Dublin Bay has two Islands. Bull Island at Clontarf and Dalkey Island on the southern shore of the Bay.

The River Liffey flows through Dublin city and into the Bay. Its tributaries include the River Dodder, the River Poddle and the River Camac.

Dollymount, Burrow and Seapoint beaches

Approximately 1,500 boats from small dinghies to motorboats to ocean-going yachts. The vast majority, over 1,000, are moored at Dun Laoghaire Harbour which is Ireland's boating capital.

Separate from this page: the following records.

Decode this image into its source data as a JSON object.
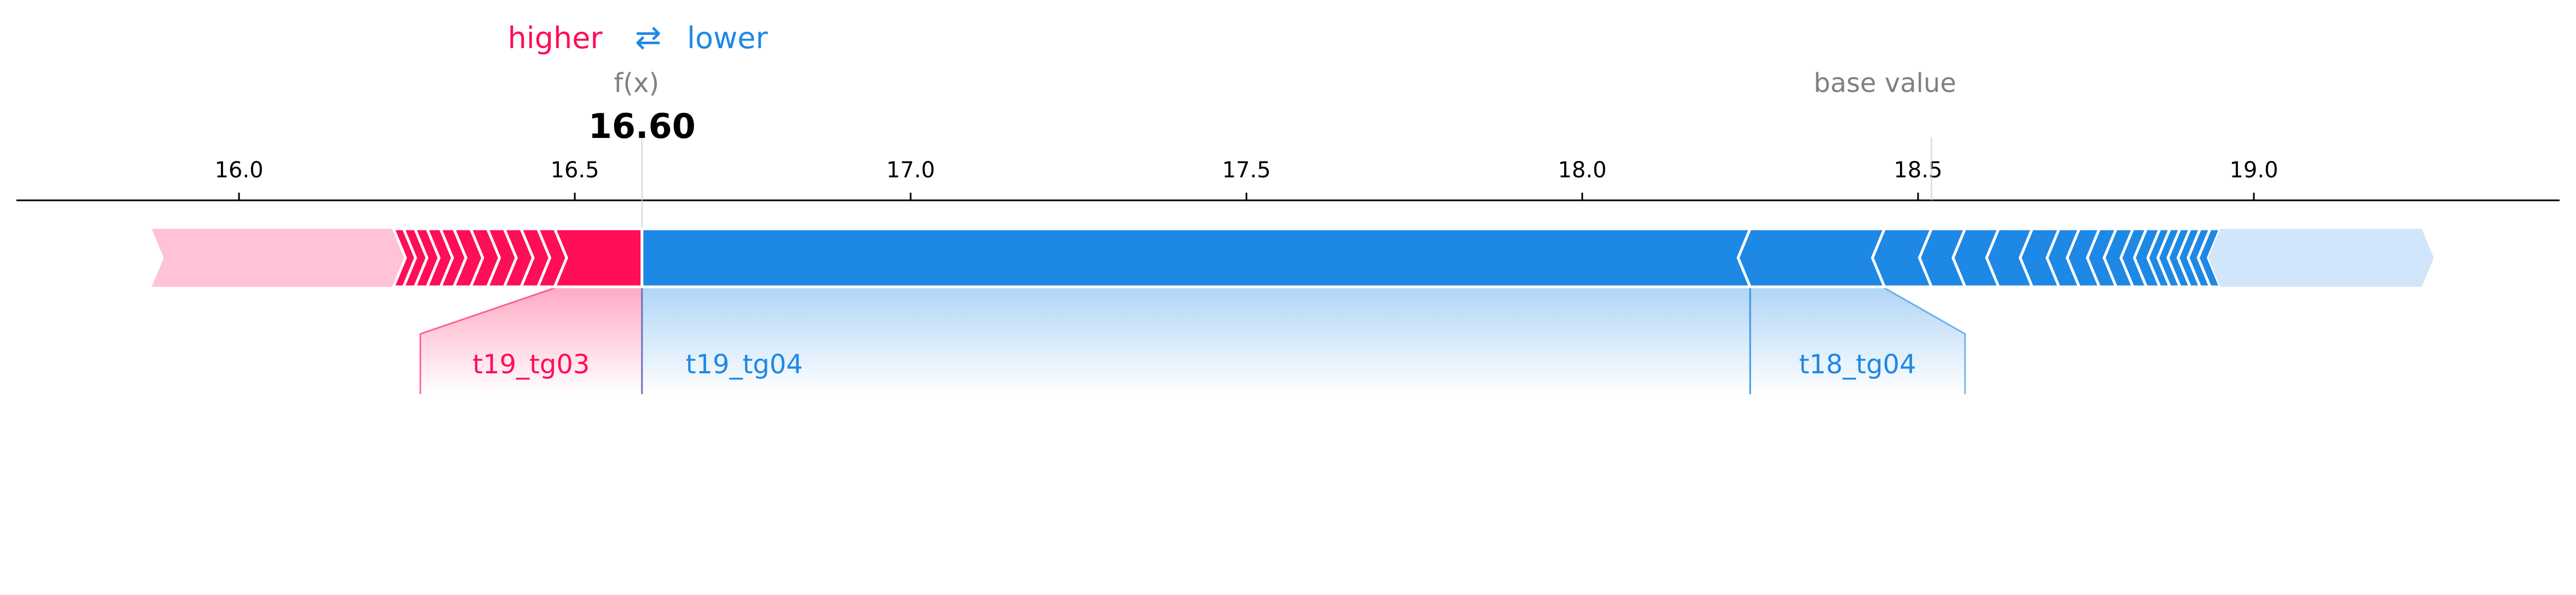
{
  "colors": {
    "higher": "#ff0d57",
    "lower": "#1e88e5",
    "higher_light": "#ffc3d5",
    "lower_light": "#d1e6fa",
    "muted": "#808080",
    "axis": "#000000"
  },
  "legend": {
    "higher": "higher",
    "arrows": "⇄",
    "lower": "lower"
  },
  "fx": {
    "label": "f(x)",
    "value_text": "16.60"
  },
  "base": {
    "label": "base value"
  },
  "chart_data": {
    "type": "force",
    "xlim": [
      15.67,
      19.44
    ],
    "ticks": [
      16.0,
      16.5,
      17.0,
      17.5,
      18.0,
      18.5,
      19.0
    ],
    "tick_labels": [
      "16.0",
      "16.5",
      "17.0",
      "17.5",
      "18.0",
      "18.5",
      "19.0"
    ],
    "fx_value": 16.6,
    "base_value": 18.52,
    "bar_min": 15.87,
    "bar_max": 19.25,
    "positive": {
      "light_end": 16.23,
      "segments": [
        16.23,
        16.245,
        16.262,
        16.28,
        16.3,
        16.32,
        16.345,
        16.37,
        16.395,
        16.42,
        16.445,
        16.47,
        16.6
      ],
      "labeled": [
        {
          "name": "t19_tg03",
          "from": 16.47,
          "to": 16.6,
          "label_from": 16.27,
          "label_to": 16.6
        }
      ]
    },
    "negative": {
      "light_start": 18.95,
      "segments": [
        16.6,
        18.25,
        18.45,
        18.52,
        18.57,
        18.62,
        18.67,
        18.71,
        18.74,
        18.77,
        18.795,
        18.82,
        18.84,
        18.86,
        18.875,
        18.89,
        18.905,
        18.92,
        18.935,
        18.95
      ],
      "labeled": [
        {
          "name": "t19_tg04",
          "from": 16.6,
          "to": 18.25,
          "label_from": 16.6,
          "label_to": 18.25
        },
        {
          "name": "t18_tg04",
          "from": 18.25,
          "to": 18.45,
          "label_from": 18.25,
          "label_to": 18.57
        }
      ]
    }
  }
}
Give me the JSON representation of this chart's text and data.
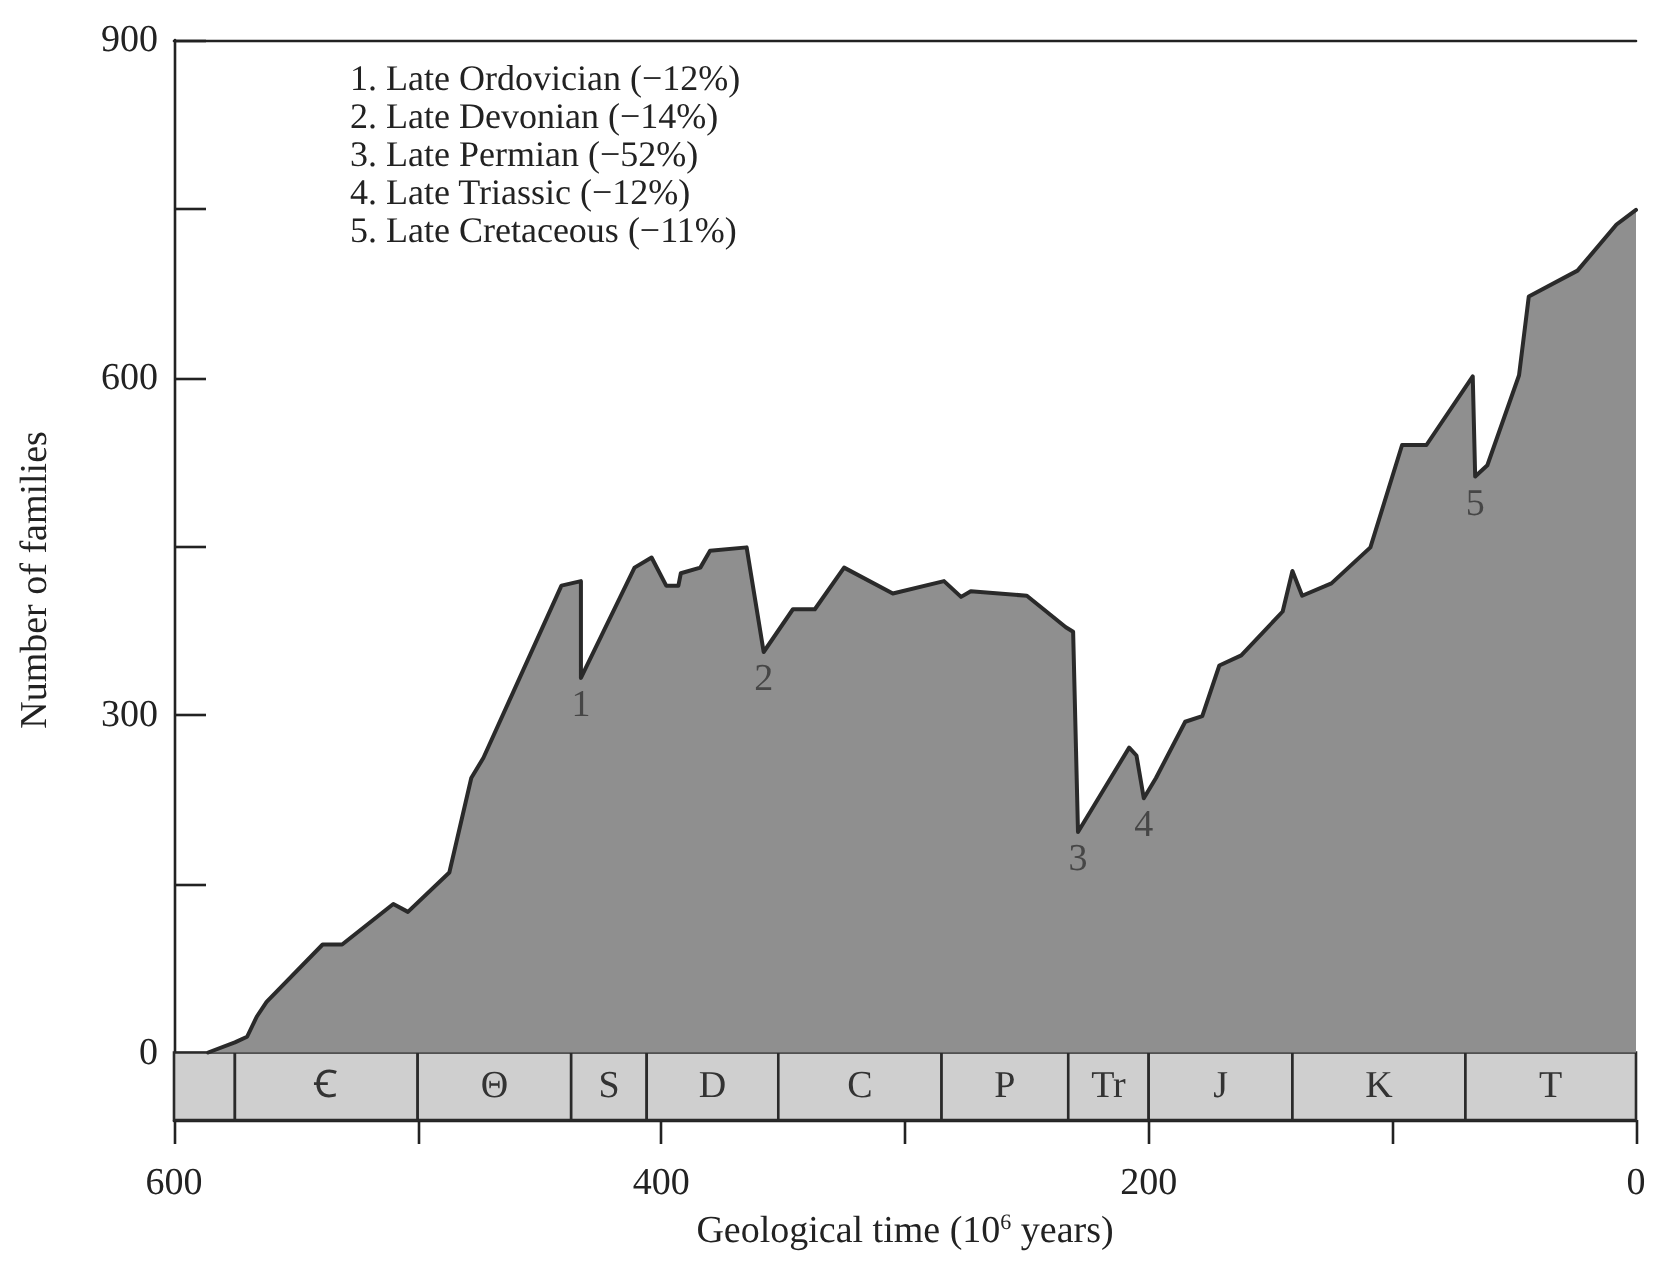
{
  "chart_data": {
    "type": "area",
    "xlabel": "Geological time (10$^{6}$ years)",
    "ylabel": "Number of families",
    "x": [
      586,
      575,
      570,
      566,
      562,
      539,
      531,
      510,
      504,
      487,
      478,
      473,
      441,
      433,
      433,
      411,
      404,
      398,
      393,
      392,
      384,
      380,
      365,
      358,
      346,
      337,
      325,
      305,
      284,
      277,
      273,
      250,
      234,
      231,
      229,
      208,
      205,
      202,
      197,
      185,
      178,
      171,
      162,
      145,
      141,
      137,
      125,
      109,
      96,
      86,
      67,
      66,
      61,
      48,
      44,
      24,
      8,
      0
    ],
    "series": [
      {
        "color": "#8f8f8f",
        "values": [
          0,
          9,
          14,
          32,
          45,
          96,
          96,
          132,
          125,
          160,
          244,
          262,
          415,
          419,
          333,
          431,
          440,
          415,
          415,
          426,
          431,
          446,
          449,
          356,
          394,
          394,
          431,
          408,
          419,
          405,
          410,
          406,
          378,
          374,
          196,
          271,
          264,
          226,
          244,
          294,
          299,
          344,
          353,
          392,
          428,
          406,
          417,
          449,
          540,
          540,
          601,
          512,
          522,
          602,
          672,
          695,
          736,
          749
        ]
      }
    ],
    "xlim": [
      600,
      0
    ],
    "xticks": [
      600,
      {
        "value": 500,
        "label": null
      },
      400,
      {
        "value": 300,
        "label": null
      },
      200,
      {
        "value": 100,
        "label": null
      },
      0
    ],
    "ylim": [
      -60,
      900
    ],
    "yticks": [
      0,
      {
        "value": 150,
        "label": null
      },
      300,
      {
        "value": 450,
        "label": null
      },
      600,
      {
        "value": 750,
        "label": null
      },
      900
    ],
    "bands": [
      {
        "axis": "x",
        "from": 600,
        "to": 575,
        "label": null,
        "color": "#cfcfcf"
      },
      {
        "axis": "x",
        "from": 575,
        "to": 500,
        "label": "Ꞓ",
        "color": "#cfcfcf"
      },
      {
        "axis": "x",
        "from": 500,
        "to": 437,
        "label": "Θ",
        "color": "#cfcfcf"
      },
      {
        "axis": "x",
        "from": 437,
        "to": 406,
        "label": "S",
        "color": "#cfcfcf"
      },
      {
        "axis": "x",
        "from": 406,
        "to": 352,
        "label": "D",
        "color": "#cfcfcf"
      },
      {
        "axis": "x",
        "from": 352,
        "to": 285,
        "label": "C",
        "color": "#cfcfcf"
      },
      {
        "axis": "x",
        "from": 285,
        "to": 233,
        "label": "P",
        "color": "#cfcfcf"
      },
      {
        "axis": "x",
        "from": 233,
        "to": 200,
        "label": "Tr",
        "color": "#cfcfcf"
      },
      {
        "axis": "x",
        "from": 200,
        "to": 141,
        "label": "J",
        "color": "#cfcfcf"
      },
      {
        "axis": "x",
        "from": 141,
        "to": 70,
        "label": "K",
        "color": "#cfcfcf"
      },
      {
        "axis": "x",
        "from": 70,
        "to": 0,
        "label": "T",
        "color": "#cfcfcf"
      }
    ],
    "annotations": [
      "1. Late Ordovician (−12%)",
      "2. Late Devonian (−14%)",
      "3. Late Permian (−52%)",
      "4. Late Triassic (−12%)",
      "5. Late Cretaceous (−11%)",
      {
        "text": "1",
        "x": 433,
        "y": 333
      },
      {
        "text": "2",
        "x": 358,
        "y": 356
      },
      {
        "text": "3",
        "x": 229,
        "y": 196
      },
      {
        "text": "4",
        "x": 202,
        "y": 226
      },
      {
        "text": "5",
        "x": 66,
        "y": 512
      }
    ],
    "grid": false,
    "marker": "none",
    "line_style": "solid"
  }
}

In 1981, UNESCO recognised the importance of Dublin Bay by designating North Bull Island as a Biosphere because of its rare and internationally important habitats and species of wildlife. To support sustainable development, UNESCO’s concept of a Biosphere has evolved to include not just areas of ecological value but also the areas around them and the communities that live and work within these areas. There have since been additional international and national designations, covering much of Dublin Bay, to ensure the protection of its water quality and biodiversity. To fulfil these broader management aims for the ecosystem, the Biosphere was expanded in 2015. The Biosphere now covers Dublin Bay, reflecting its significant environmental, economic, cultural and tourism importance, and extends to over 300km² to include the bay, the shore and nearby residential areas.

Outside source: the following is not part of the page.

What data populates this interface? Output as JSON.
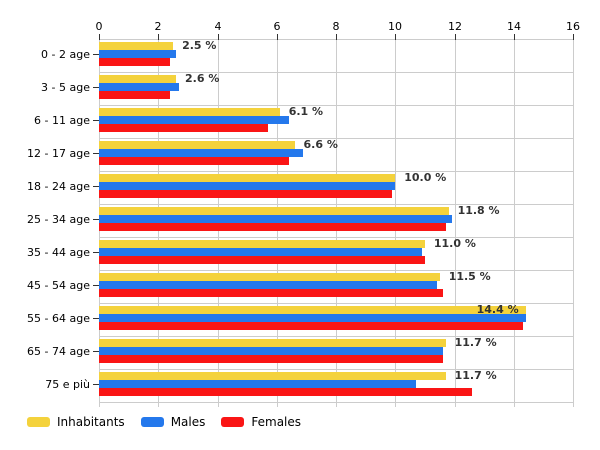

On the Southside at Dun Laoghaire, there is the National Yacht Club, Royal St. George Yacht Club, Royal Irish Yacht Club and Dun Laoghaire Motor Yacht Club as well as Dublin Bay Sailing Club. In the city centre, there is Poolbeg Yacht and Boat Club. On the Northside of Dublin, there is Clontarf Yacht and Boat Club and Sutton Dinghy Club. While not on Dublin Bay, Howth Yacht Club is the major north Dublin Sailing centre.